Виктор смотрел на нее с каким-то непонятным сожалением…
— Будет тебе, Люба, садись-ка лучше чай пить…
А Катя уже выставила на стол пряники медовые, карамельки лимонные.
Села. Чай пили молча.
Володечка домой не пошел.
— Я здесь буду жить.
— Да тебе тут и спать негде!
— Я на полу лягу…
Виктор сказал:
— Оставь его. Там видно будет.
И опять взглянул на нее с жалостью, как на больную.
А Люба эти его слова приняла как обещание, как отпущение. Вернутся! Оба прибегут! Только если Онин думает алименты не платить, пока Володечка у него поживет, так пусть не рассчитывает…
* * *
На другое утро, в субботу, Люба надела платье ацетатного шелка и красные босоножки, шарфик на шею. Прежде чем выйти из дома, заглянула к соседке:
— На всякий случай я вам адресок оставлю. Если к вечеру не вернусь — звоните в милицию. Пусть меня по этому адресу ищут.
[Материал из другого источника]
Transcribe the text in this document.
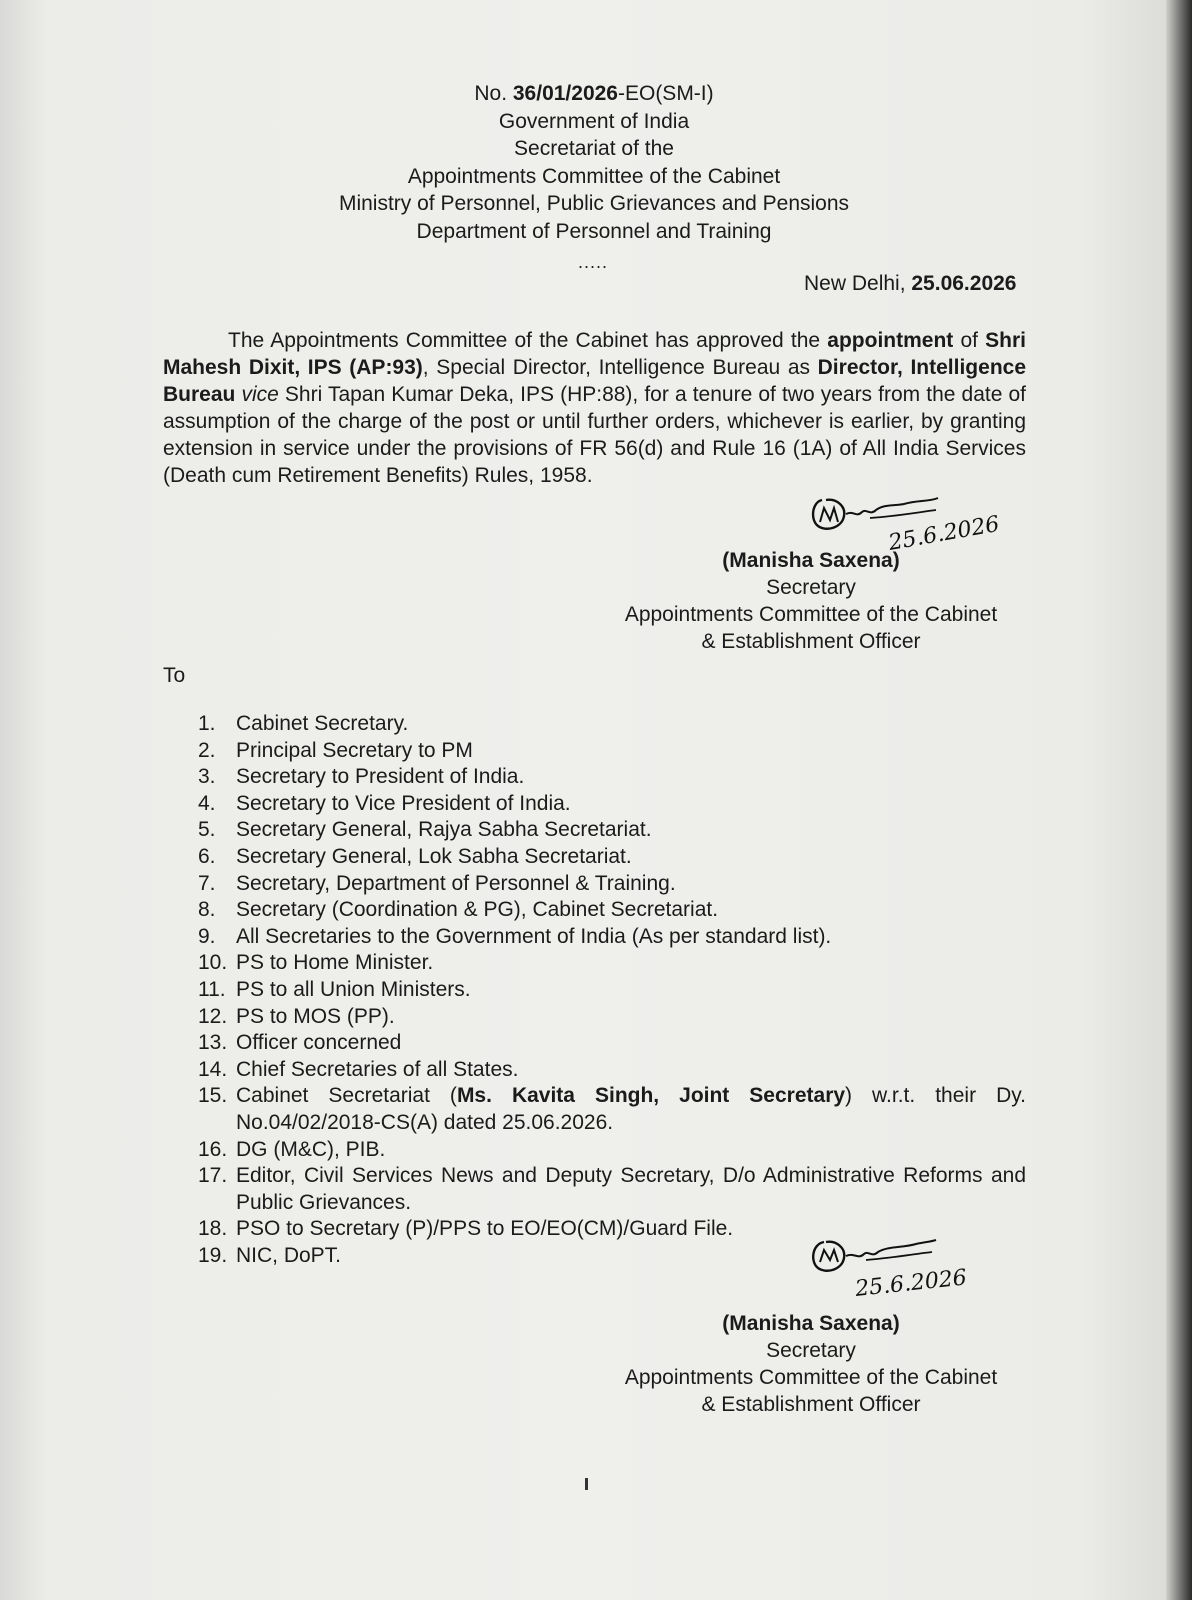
No. 36/01/2026-EO(SM-I)
Government of India
Secretariat of the
Appointments Committee of the Cabinet
Ministry of Personnel, Public Grievances and Pensions
Department of Personnel and Training
.....
New Delhi, 25.06.2026
The Appointments Committee of the Cabinet has approved the appointment of Shri Mahesh Dixit, IPS (AP:93), Special Director, Intelligence Bureau as Director, Intelligence Bureau vice Shri Tapan Kumar Deka, IPS (HP:88), for a tenure of two years from the date of assumption of the charge of the post or until further orders, whichever is earlier, by granting extension in service under the provisions of FR 56(d) and Rule 16 (1A) of All India Services (Death cum Retirement Benefits) Rules, 1958.
25.6.2026
(Manisha Saxena)
Secretary
Appointments Committee of the Cabinet
& Establishment Officer
To
1. Cabinet Secretary.
2. Principal Secretary to PM
3. Secretary to President of India.
4. Secretary to Vice President of India.
5. Secretary General, Rajya Sabha Secretariat.
6. Secretary General, Lok Sabha Secretariat.
7. Secretary, Department of Personnel & Training.
8. Secretary (Coordination & PG), Cabinet Secretariat.
9. All Secretaries to the Government of India (As per standard list).
10. PS to Home Minister.
11. PS to all Union Ministers.
12. PS to MOS (PP).
13. Officer concerned
14. Chief Secretaries of all States.
15. Cabinet Secretariat (Ms. Kavita Singh, Joint Secretary) w.r.t. their Dy. No.04/02/2018-CS(A) dated 25.06.2026.
16. DG (M&C), PIB.
17. Editor, Civil Services News and Deputy Secretary, D/o Administrative Reforms and Public Grievances.
18. PSO to Secretary (P)/PPS to EO/EO(CM)/Guard File.
19. NIC, DoPT.
25.6.2026
(Manisha Saxena)
Secretary
Appointments Committee of the Cabinet
& Establishment Officer
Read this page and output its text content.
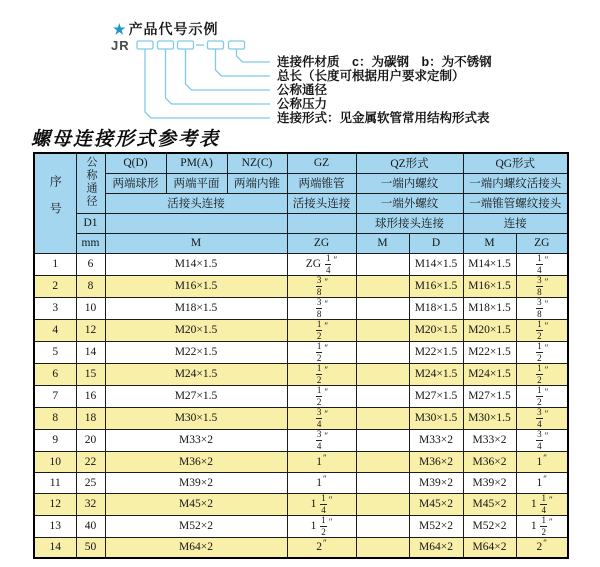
★ 产品代号示例
JR
连接件材质　c：为碳钢　b：为不锈钢
总长（长度可根据用户要求定制）
公称通径
公称压力
连接形式：见金属软管常用结构形式表
螺母连接形式参考表
序号	公称通径	Q(D)	PM(A)	NZ(C)	GZ	QZ形式		QG形式	
		两端球形	两端平面	两端内锥	两端锥管	一端内螺纹		一端内螺纹活接头	
		活接头连接			活接头连接	一端外螺纹		一端锥管螺纹接头	
	D1					球形接头连接		连接	
	mm	M			ZG	M	D	M	ZG
1	6	M14×1.5			ZG $\frac{1}{4} ''$		M14×1.5	M14×1.5	$\frac{1}{4} ''$
2	8	M16×1.5			$\frac{3}{8} ''$		M16×1.5	M16×1.5	$\frac{3}{8} ''$
3	10	M18×1.5			$\frac{3}{8} ''$		M18×1.5	M18×1.5	$\frac{3}{8} ''$
4	12	M20×1.5			$\frac{1}{2} ''$		M20×1.5	M20×1.5	$\frac{1}{2} ''$
5	14	M22×1.5			$\frac{1}{2} ''$		M22×1.5	M22×1.5	$\frac{1}{2} ''$
6	15	M24×1.5			$\frac{1}{2} ''$		M24×1.5	M24×1.5	$\frac{1}{2} ''$
7	16	M27×1.5			$\frac{1}{2} ''$		M27×1.5	M27×1.5	$\frac{1}{2} ''$
8	18	M30×1.5			$\frac{3}{4} ''$		M30×1.5	M30×1.5	$\frac{3}{4} ''$
9	20	M33×2			$\frac{3}{4} ''$		M33×2	M33×2	$\frac{3}{4} ''$
10	22	M36×2			1″		M36×2	M36×2	1″
11	25	M39×2			1″		M39×2	M39×2	1″
12	32	M45×2			$1 \frac{1}{4} ''$		M45×2	M45×2	$1 \frac{1}{4} ''$
13	40	M52×2			$1 \frac{1}{2} ''$		M52×2	M52×2	$1 \frac{1}{2} ''$
14	50	M64×2			2″		M64×2	M64×2	2″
И, сделав такое сообщение, отважно пошла отбивать у гадалки свои трудовые деньги.
Субботний день начался как обычно. Таня с утра стала разбирать свои наряды, собираясь большую часть сдать в комиссионку, потому что в воздухе уже носились новые веянья — и, если их не уловить и не воплотить сегодня, завтра будет уже поздно.
В этой непрекращающейся погоне за модой с удовольствием приняла бы участие и Люся, но Таня была свободна, ее связывала только служба, она добросовестно и даже с увлечением отрабатывала свои часы в Метеоцентре, а дальше время принадлежало ей, Люся же была аспиранткой. Ей предоставлялась возможность распоряжаться своим временем как угодно, оно зависело только от нее самой. Работай над диссертацией и через два года обогати науку по языкознанию. Никто тебя не контролирует. И вот именно эта свобода не давала ни одного беззаботного дня. Стол завален книгами, словарями, журналами, Люся прикована к столу неистребимым чувством долга.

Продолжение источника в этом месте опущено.